The expert Patricia Kovacevic, in her blog, gives more details on this regulation. She warns that anticipation from manufacturers on Child Safely concerns should benefit to the market when the law becomes enforced.

But what does it mean?

In theory, it requires any liquid nicotine to comply with the Consumer product Safety Commission’s standards and to be successfully submitted to a complex testing procedure before it could be sold on counters. The child-resistant packaging testing procedure and standards aim at protecting children from poisoning with the e-liquid.
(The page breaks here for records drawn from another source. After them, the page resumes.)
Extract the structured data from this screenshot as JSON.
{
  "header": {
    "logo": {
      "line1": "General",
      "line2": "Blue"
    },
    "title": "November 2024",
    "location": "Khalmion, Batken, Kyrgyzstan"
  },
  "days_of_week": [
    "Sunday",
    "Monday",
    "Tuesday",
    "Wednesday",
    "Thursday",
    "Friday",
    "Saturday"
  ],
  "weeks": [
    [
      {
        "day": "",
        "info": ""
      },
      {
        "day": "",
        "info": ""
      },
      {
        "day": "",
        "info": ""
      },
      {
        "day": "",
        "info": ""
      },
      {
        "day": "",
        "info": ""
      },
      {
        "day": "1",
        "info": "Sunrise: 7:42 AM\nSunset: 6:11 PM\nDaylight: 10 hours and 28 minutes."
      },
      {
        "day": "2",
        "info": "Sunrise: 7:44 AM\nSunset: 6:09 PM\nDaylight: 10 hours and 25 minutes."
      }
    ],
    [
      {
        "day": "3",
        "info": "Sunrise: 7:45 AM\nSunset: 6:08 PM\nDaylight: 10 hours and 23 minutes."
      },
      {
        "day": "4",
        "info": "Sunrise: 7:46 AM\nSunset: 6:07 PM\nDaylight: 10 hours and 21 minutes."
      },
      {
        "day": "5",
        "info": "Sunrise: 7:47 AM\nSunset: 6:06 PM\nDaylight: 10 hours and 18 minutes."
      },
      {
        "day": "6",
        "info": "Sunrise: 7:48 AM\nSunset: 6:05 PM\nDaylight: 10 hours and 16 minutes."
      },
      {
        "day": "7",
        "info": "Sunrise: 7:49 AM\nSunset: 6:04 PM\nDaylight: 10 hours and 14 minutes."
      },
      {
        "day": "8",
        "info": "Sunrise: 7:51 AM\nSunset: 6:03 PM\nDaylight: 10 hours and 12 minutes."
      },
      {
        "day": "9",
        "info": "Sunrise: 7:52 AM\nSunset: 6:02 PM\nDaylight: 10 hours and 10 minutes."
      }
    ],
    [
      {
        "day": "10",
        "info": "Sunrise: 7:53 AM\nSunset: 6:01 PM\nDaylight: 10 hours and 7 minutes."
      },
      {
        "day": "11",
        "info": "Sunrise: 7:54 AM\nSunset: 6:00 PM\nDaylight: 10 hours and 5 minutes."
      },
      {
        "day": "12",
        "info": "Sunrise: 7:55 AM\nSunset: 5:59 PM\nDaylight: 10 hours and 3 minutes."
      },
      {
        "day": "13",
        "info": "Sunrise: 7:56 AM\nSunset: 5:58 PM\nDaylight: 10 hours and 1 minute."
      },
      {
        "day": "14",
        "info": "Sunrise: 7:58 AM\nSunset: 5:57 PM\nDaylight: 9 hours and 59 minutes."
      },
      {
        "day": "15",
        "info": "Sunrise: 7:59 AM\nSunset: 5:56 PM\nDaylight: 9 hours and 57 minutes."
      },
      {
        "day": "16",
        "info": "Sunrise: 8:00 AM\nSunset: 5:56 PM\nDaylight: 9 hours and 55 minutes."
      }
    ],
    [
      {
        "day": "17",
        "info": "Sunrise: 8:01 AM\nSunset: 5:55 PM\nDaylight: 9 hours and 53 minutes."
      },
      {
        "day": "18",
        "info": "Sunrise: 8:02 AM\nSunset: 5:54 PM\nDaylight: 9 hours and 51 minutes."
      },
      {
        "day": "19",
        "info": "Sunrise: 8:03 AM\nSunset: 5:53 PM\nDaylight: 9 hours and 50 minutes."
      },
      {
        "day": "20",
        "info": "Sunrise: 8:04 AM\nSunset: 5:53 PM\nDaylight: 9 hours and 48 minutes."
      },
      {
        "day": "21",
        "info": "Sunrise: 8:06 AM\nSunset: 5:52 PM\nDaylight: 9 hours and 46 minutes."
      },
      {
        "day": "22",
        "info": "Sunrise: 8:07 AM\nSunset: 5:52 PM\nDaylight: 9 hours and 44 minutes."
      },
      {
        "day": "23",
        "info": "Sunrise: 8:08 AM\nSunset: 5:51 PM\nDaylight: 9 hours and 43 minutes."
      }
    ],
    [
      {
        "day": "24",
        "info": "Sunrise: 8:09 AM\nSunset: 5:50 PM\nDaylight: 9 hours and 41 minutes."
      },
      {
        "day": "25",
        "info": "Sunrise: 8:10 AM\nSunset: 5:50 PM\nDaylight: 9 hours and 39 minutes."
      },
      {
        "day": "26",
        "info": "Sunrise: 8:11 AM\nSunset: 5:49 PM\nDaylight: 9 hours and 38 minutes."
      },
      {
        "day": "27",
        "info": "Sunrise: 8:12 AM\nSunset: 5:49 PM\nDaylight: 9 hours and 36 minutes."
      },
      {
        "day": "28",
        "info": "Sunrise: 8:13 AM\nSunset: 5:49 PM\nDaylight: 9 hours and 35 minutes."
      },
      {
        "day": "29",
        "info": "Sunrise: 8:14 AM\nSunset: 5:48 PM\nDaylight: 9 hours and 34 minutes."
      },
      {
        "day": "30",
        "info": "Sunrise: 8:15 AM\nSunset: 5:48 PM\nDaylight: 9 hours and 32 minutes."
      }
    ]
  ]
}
In the official documents, a “nicotine container” is characterized by a complex bill of specifications that, under its actual form, exlude cig-a-likes and sealed refillable cartridges from any child-safe packaging requirement.

Since the Bill’s been on President’s desk it may be enacted in the coming days and become effective very quickly. When enacted, the Child Nicotine Poisoning Prevention Act will add administrative burden on the FDA’s back. The agency is already dealing with complex procedures related to the forthcoming regulation of vaping products and will soon be required to combine with the Consumer Product Safety Commission’s expertise for e-liquid packagings for Child safety concerns.

In the USA where the current absence of regulation for vaping products is often taken as an excuse for local law enforcement, the current Child Nicotine Poisoning Prevention Act is not directed toward a simplification of the procedures and is susceptible to introduce more delay in the process, especially for all the e-liquid market, the little manufacturers being more vulnerable than the leaders. Can we see, there, a way of slowing down the e-liquid market to hamper e-cigarette’s popular success?